Jugendforum gegen destruktive Diskussionsweise zwischen Deutschen und Tschechen

Die in den letzten Wochen zwischen Prag und Wien wieder aufgeflammte Diskussion über „historische Altlasten“ hat schnell auf den deutsch-tschechischen Dialog übergegriffen und ihn unnötigerweise belastet. Die in Schwarz-Weiß-Malerei vorgetragenen Argumente haben gezeigt, daß die gegenseitigen Beziehungen immer noch sehr zerbrechlich sind. Schnell endet man in der Diskussion zwischen Tschechen, Deutschen und Österreichern immer wieder bei geschichtlichen Fragen.

Trotz aller rein zukunftsorientierten Erklärungen zeigt sich daran deutlich, wie tief die gemeinsame Geschichte unsere heutigen Beziehungen prägt. Am Beispiel der aktuellen Äußerungen von Miloš Zeman und Vaclav Klaus und einigen darauf folgenden Reaktionen sieht man, wie leicht sich die Geschichte in populistischen Äußerungen mißbrauchen läßt. Um so größeren Wert legen wir auf eine ernsthafte Beschäftigung mit der Vergangenheit.

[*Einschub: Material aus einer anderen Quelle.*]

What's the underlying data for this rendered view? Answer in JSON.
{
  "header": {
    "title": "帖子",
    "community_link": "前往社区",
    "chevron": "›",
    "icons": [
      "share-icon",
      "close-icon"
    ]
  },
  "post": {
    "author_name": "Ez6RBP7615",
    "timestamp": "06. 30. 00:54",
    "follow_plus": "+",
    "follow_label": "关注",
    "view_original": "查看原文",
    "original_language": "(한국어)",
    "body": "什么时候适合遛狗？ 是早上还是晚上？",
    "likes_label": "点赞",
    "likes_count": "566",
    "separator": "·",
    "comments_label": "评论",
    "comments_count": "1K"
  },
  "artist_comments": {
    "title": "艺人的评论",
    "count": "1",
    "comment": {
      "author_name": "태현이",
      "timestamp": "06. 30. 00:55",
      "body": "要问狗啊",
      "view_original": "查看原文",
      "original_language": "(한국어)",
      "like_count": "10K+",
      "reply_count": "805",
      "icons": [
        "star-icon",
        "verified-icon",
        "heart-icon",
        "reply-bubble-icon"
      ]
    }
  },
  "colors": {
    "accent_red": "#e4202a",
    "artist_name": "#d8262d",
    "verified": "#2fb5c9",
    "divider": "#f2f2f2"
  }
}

Diese ist in der öffentlichen Diskussion der letzten Jahre leider von deutscher wie von tschechischer Seite vernachlässigt worden. Isoliert von der Vergangenheit läßt sich jedoch weder Gegenwart begreifen, noch Zukunft verantwortlich gestalten. Das deutsch-tschechische Jugendforum setzt sich deshalb für einen konstruktiven Umgang mit der Vergangenheit ein.

Die oberflächliche Art und Weise der aktuellen politischen Argumentation wirkt sich hemmend auf die deutsch-tschechische Verständigung auch im gesellschaftlichen Bereich aus. So wird die jahrelange Arbeit vieler Organisationen und engagierter Einzelpersonen auf diesem Gebiet unnötig erschwert. Damit Geschichte weder totgeschwiegen noch irrational instrumentalisiert werden kann, ist vor allem Mut zur sachlichen Kontroverse gefragt. Kurzfristige politische Ziele dürfen diesen Bemühungen nicht übergeordnet werden.

Aufgrund ihrer fachlichen Kompetenz muß besonders die Historikerkommission in die Pflicht genommen werden. Sie hat einen bildungspolitischen Auftrag wahrzunehmen und verstärkt an die Öffentlichkeit zu gehen. Wir fordern den Koordinierungsrat auf, sich offen und ohne politische Scheuklappen gerade auch mit den kontroversen Kapiteln der deutsch-tschechischen Geschichte zu beschäftigen.

Dieses Memorandum wurde vom deutsch-tschechischen Jugendforum bei seiner Tagung am Wochenende (22. – 24. Februar 2002) verfaßt und in der Tschechischen Presseagentur veröffentlicht.

Das Jugendforum ist zusammengestellt von Vertretern verschiedener Verbände, Vereine und auch Einzelpersonen, die sich für die Poblematik
interessieren. Es zählt 40 Mitglieder, 20 aus jedem Land.
Finanziert wird das Forum durch die Bundesrepublik Deutschland (Sozialministerium), den Zukunftsfonds.